Qui plus est, la gestion du FDRCMO a toujours été l’objet d’un partenariat entre les syndicats et les différents acteurs du marché du travail au sein de la Commission des partenaires du marché du travail (CPMT). Ce partenariat vise à trouver un terrain d’entente entre les partenaires afin de décider des orientations futures de la formation.

Malheureusement et malgré des résultats positifs incontestables, la Loi du 1 % a été a de maintes reprises attaquées et réduites. Le gouvernement, faisant la belle oreille aux plaintes du patronat voulant que la Loi du 1 % soit trop contraignante et coûteuse, a considérablement réduit les critères d’assujettissement des entreprises. Les PME en sont ainsi exemptées depuis 2003, tandis que le projet de loi 70, adopté en 2016, a relevé le seuil d’assujettissement de masse salariale à 2 millions de dollars. Suite au PL70, une réduction du nombre d’entreprises assujetties a été immédiatement observable. Il faut renverser cette tendance pour que davantage d’entreprises soient visées par cette loi.

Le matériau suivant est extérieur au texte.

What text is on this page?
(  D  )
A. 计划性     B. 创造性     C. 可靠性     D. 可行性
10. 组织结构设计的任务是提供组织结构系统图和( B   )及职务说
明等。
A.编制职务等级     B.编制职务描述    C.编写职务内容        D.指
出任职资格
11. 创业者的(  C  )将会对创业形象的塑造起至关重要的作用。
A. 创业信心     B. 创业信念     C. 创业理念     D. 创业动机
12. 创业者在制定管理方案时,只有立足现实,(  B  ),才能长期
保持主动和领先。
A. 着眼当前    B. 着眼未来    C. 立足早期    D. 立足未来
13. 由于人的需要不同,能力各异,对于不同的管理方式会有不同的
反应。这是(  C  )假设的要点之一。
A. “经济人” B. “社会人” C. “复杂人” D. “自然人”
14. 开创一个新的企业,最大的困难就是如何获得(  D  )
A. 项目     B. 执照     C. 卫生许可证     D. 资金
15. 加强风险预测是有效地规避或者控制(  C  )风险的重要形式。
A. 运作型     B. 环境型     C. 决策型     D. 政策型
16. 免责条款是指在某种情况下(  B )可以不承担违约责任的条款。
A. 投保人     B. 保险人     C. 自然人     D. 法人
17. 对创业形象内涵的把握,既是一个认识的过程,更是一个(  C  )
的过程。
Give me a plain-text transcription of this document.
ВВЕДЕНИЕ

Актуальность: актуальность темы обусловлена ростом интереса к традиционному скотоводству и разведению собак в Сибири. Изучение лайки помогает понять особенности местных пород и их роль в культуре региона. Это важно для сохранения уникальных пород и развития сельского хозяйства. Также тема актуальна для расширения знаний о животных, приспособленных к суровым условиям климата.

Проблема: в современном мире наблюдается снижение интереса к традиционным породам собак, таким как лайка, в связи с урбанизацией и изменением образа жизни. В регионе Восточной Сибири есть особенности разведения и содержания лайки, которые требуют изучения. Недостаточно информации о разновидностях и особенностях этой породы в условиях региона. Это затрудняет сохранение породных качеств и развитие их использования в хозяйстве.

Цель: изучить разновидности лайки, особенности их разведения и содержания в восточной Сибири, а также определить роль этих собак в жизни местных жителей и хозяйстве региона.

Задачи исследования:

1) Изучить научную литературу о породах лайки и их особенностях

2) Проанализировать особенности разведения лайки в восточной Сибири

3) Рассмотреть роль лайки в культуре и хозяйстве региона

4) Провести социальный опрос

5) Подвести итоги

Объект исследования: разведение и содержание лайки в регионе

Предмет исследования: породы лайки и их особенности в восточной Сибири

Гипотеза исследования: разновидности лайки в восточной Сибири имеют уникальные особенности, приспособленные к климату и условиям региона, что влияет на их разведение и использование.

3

Les réformes du PL70 en 2016 ont causé la réduction de 12M en cotisations versées par les employeurs au FDRCMO. Suite au PL70, d’environ 16 143 entreprises assujetties, il n’en restera qu’environ 8 000.

Pour contrer la perte de revenus du Fond, Québec finance depuis 2016 la différence perdue. Ce faisant, le gouvernement oriente certaines priorités de la formation pour favoriser des secteurs de l’économie jugés prioritaires, c’est-à-dire selon les besoins des entreprises, et en favorisant des rapprochements entre le milieu de l’éducation et les entreprises. Or, agir ainsi dénature l’action du réseau de la formation. En effet, les intérêts des entreprises sont favorisés au détriment de ceux des travailleuses et des travailleurs. On favorise de la sorte la formation d’une main-d’œuvre qui répond aux besoins particuliers des entreprises, mais dont la formation n’est ni vraiment qualifiante, transférable ou reconnue.

Outre la Loi du 1 %, c’est tout le réseau de la formation qui peut aussi être bonifié. Notamment, il faut le rendre plus flexible en instaurant une meilleure adéquation formation-emploi. L’adéquation formation-emploi réfère au fait de maintenir un bon niveau de formation adapté à l’évolution des exigences de l’emploi. En contexte de virage numérique, les habitudes de travail changent et les besoins de formation en emploi sont plus urgents que jamais. En accordant à la CPMT le rôle d’encadrer l’adéquation formation‑emploi, il sera possible d’accorder une plus grande marge de manœuvre aux travailleurs et aux travailleuses pour qu’ils et elles se forment sans nécessairement nuire au lien d’emploi avec leur milieu de travail.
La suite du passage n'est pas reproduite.